Запиши деда в полк! : участие
библиотекарей во всероссийском проекте
Личные впечатления библиографа
ВОУНБ о работе с родственниками погибших и пропавших без
вести в года войны, обратившихся в областную библиотеку
с просьбой о занесении сведений о воинах в базу данных в
рамках проекта "Бессмертный полк".
Весной прошлого года огромное количество жителей нашей
страны вышли на улицы с портретами своих родственников —
участников Великой Отечественной войны. Все они хотели
показать, что не забыли о тех, кто ковал Победу, чтят их
память и гордятся ими. Готовясь к празднику, многие люди
занесли сведения о солдатах и тружениках тыла в базу
данных проекта «Бессмертный полк». Вологодская ОУНБ
приняла в проекте самое деятельное участие.
Проводя акцию «Поиск», библиотеки помогают людям
собирать информацию о пропавших и погибших в годы
Великой Отечественной войны с помощью баз данных «Мемориал»,
«Подвиг народа», портала «Саксонские мемориалы» и др.
Поток таких желающих со временем стал меньше, но, тем не
менее, мы не прекращали поиски.

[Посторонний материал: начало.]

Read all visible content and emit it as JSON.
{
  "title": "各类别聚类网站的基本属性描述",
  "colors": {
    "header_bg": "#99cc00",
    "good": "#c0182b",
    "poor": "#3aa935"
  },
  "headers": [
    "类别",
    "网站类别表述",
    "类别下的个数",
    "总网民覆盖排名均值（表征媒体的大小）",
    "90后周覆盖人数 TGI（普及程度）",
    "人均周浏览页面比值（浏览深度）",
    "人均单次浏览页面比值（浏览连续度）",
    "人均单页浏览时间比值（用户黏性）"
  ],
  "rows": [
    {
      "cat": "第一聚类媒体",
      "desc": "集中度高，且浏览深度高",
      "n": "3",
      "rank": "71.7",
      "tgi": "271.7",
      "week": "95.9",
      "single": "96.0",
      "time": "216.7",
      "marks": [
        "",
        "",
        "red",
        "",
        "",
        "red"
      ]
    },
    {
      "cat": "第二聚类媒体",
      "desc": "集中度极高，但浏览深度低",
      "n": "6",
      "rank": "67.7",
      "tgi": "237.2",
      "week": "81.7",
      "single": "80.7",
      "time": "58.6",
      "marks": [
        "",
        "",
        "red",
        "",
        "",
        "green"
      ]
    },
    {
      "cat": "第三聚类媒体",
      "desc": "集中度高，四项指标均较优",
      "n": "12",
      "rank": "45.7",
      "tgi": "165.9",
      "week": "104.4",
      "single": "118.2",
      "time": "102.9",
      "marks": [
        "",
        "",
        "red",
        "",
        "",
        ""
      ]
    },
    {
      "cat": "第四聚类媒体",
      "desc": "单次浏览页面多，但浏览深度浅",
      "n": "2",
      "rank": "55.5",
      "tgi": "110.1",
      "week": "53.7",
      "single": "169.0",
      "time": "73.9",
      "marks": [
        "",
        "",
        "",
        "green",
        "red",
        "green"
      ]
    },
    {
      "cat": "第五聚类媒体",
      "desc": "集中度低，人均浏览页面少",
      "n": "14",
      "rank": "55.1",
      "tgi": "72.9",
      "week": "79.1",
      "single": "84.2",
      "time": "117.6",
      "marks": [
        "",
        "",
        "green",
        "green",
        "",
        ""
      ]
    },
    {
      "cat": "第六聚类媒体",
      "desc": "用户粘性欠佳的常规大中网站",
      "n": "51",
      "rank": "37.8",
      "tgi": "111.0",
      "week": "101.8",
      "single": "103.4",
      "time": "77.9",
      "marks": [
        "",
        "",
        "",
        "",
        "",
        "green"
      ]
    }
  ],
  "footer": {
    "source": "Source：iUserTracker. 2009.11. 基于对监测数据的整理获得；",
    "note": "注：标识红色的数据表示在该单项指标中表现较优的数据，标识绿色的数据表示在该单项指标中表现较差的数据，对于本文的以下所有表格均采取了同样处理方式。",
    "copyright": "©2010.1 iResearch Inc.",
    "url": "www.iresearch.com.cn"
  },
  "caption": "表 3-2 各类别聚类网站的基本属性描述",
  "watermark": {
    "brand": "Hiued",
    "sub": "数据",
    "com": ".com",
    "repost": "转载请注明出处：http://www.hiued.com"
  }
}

И, как выяснилось, не
зря. Логическая связка «областная библиотека —
информация о пропавших и погибших в войну — новые
технологии» прочно укоренилась в сознании вологжан.
Поэтому когда в областных СМИ прошли сведения о том, что
в рамках проекта «Бессмертный полк» создаётся единый
банк данных под девизом «Запиши деда в полк!», люди к
нам потянулись. Очень многие приняли участие в его
создании и стали вносить сведения о своих родных. В
марте-апреле число желающих было невелико, но чем ближе
к 9 Мая, тем их становилось больше.
На сайте проекта библиотеку указали просто как один из
пунктов, где можно «записать деда в полк». Однако быстро
сработал эффект «сарафанного радио», и по популярности
среди «мест занесения» мы оказались одними из первых в
городе. Непосредственно перед праздником пришлось
действительно непросто: в день к нам обращались не менее
20 человек. Сотрудники, которые их принимали, сильно
уставали.
И тут я подхожу к тому, почему эта работа была такой
тяжёлой и почему её нельзя было делать в ином, «облегчённом»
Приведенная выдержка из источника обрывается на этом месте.